There was always an upside chance for Sterling bulls to receive a boost from Thursday’s UK retail sales, and a boost they received. After commencing the European session agonizingly close to its current yearly low of 1.5548, the Cable has since charged around 80 pips higher following monthly UK Retail Sales for November coming in at 1.6%, which was much higher than expectations of 0.4%.

We are already noticing the positive impact lower fuel prices are having on consumers’ disposable income, which is great news for UK retailers and the strong retail sales performance for November just highlights the high potential for this trend to continue throughout December. The drop in oil prices could not have come at a better time for UK consumers, and there are high expectations for UK retailers to enjoy strong Christmas sales.
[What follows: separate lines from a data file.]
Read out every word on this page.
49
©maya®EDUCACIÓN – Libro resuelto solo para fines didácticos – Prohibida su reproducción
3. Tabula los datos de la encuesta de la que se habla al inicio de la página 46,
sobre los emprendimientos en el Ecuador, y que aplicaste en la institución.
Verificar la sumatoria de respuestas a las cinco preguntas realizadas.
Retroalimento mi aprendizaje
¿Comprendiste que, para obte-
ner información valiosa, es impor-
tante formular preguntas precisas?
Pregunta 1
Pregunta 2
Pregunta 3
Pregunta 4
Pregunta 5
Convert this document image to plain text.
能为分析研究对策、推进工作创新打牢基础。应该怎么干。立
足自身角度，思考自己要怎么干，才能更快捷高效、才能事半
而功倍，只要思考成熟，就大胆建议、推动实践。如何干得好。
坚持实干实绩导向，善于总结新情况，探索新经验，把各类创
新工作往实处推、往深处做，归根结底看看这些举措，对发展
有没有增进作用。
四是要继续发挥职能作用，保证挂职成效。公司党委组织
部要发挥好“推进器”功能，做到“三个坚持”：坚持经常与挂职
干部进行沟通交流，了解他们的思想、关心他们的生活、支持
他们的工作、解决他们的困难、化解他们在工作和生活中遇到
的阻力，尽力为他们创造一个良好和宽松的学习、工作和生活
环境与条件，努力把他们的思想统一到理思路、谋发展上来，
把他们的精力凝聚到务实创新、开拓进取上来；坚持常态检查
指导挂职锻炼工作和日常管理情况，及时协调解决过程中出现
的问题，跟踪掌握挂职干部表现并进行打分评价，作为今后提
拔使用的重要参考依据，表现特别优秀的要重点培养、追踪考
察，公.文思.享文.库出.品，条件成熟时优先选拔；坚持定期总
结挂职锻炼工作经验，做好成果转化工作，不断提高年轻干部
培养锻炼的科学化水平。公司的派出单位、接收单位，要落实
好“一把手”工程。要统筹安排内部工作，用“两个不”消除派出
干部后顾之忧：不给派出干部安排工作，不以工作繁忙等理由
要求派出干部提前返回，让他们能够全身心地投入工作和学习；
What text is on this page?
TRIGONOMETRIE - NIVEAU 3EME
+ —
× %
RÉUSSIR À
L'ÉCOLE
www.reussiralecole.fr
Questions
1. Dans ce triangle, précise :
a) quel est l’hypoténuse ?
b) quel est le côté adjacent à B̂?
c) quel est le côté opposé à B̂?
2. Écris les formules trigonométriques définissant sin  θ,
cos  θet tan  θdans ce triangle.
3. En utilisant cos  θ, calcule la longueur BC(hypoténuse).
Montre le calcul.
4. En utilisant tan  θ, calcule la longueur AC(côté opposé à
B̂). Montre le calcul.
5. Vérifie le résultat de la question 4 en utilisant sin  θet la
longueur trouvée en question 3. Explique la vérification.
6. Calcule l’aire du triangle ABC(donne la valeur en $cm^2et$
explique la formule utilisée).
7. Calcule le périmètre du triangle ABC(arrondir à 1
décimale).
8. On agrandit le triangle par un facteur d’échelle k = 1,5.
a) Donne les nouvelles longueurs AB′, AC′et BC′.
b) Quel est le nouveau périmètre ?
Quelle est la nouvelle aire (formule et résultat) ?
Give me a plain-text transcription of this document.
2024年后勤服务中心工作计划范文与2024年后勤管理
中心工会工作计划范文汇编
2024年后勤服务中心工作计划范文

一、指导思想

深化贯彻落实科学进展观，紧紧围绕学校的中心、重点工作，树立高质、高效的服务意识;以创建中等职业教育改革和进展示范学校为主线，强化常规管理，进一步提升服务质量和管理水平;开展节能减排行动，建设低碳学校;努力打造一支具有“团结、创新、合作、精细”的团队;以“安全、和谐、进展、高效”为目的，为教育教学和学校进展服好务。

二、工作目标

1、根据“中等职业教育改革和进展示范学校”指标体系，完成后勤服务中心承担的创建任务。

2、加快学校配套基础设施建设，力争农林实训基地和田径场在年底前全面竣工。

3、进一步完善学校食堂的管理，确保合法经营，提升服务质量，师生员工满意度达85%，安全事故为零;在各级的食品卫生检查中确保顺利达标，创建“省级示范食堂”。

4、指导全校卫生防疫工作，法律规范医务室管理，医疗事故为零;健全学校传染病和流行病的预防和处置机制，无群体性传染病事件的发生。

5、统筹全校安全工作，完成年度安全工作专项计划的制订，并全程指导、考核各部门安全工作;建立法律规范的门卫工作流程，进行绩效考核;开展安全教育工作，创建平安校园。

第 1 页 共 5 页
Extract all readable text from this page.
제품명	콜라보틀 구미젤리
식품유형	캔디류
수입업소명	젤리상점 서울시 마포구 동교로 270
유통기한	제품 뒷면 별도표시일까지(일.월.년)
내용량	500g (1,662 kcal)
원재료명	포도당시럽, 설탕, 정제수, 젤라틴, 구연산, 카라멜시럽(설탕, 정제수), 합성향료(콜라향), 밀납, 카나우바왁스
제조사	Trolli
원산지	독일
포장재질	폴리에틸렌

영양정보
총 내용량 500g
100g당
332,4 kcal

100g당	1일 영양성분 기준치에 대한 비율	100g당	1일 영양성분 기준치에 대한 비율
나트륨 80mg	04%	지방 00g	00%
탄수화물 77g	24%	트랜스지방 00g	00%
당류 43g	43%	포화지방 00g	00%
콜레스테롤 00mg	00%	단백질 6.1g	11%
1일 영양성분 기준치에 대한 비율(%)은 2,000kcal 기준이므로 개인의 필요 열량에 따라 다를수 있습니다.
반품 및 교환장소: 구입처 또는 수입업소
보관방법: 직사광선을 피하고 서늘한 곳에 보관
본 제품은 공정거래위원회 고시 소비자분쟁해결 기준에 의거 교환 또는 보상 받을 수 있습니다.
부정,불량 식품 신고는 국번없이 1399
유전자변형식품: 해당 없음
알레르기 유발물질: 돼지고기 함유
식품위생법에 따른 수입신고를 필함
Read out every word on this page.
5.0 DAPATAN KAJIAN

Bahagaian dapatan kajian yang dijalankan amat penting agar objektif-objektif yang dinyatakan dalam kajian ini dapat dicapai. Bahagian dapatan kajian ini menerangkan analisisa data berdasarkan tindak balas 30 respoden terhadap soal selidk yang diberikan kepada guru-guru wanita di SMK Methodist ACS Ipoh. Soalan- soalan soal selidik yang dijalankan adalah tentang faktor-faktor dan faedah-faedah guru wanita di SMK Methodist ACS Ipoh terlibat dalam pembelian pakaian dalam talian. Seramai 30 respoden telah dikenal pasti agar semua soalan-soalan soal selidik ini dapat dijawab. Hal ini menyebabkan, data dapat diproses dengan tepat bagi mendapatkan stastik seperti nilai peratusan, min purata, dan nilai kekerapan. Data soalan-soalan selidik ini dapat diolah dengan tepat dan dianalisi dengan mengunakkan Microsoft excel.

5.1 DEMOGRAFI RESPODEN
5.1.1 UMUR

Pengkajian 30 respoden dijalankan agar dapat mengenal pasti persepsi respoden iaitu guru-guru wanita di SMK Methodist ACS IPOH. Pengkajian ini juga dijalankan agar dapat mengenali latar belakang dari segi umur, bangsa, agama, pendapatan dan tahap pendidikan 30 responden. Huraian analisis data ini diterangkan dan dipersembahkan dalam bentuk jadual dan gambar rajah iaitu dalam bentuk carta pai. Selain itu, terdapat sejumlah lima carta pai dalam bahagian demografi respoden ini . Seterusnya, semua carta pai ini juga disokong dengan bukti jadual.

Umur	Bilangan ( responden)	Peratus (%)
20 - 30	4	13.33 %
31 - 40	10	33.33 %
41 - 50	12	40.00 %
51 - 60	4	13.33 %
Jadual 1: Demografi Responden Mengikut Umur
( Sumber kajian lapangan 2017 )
With the bears still unable to dig themselves a floor in the oil markets, UK inflation levels are expected to continue to drift lower in the near term and this will strengthen the Bank of England’s (BoE) strong views on weak price pressures. This also means that the BoE will likely move even further away from raising interest rates, with attraction to GBP becoming muted as a result. However, with interest rates remaining at record lows and the simultaneous combination of average wage growth outgrowing inflation and the decline in oil prices, increased UK expenditure looks like it will become a trend. As early as February, we may even see extra consumer spending boosting UK inflation once again. As long as this happens, investor attraction should return to the GBP.

The USDCHF appreciated to its highest level since August 2012 at 0.9847, following the Swiss National Bank (SNB) introducing negative interest rates. The SNB had been threatening this since the summer with its resilient commitment to maintaining the EURCHF floor no lower than 1.20 remaining its focus.

The confirmation from the Federal Reserve overnight that it intends to raise US rates next year, alongside the long held expectation that the European Central Bank (ECB) will need to do more to combat low inflation, further supports the evidence that the longer term EURUSD risks point further south.

Traders should keep an eye out for any Euro weakness, because it will more likely than not also result in CHF weakness. The correlation is strong between the two currencies and with the risks for the Euro remaining firmly to the downside, I expect further action from the SNB will be coming in 2015.

It does appear more and more likely that Gold is being directed by the technicals at present. The yellow metal bounced off its psychological $1180 support level once again last night and not only has this level been tough to break through previously, but it also represents the 23.6 fib level from the previous high in July ($1344) to the low in November ($1131). Strong resistance for Gold can be found at $1238 and the likelihood is that Gold will continue ranging between here and the $1180 region. Aggressive USD strength is required to send Gold back below $1180.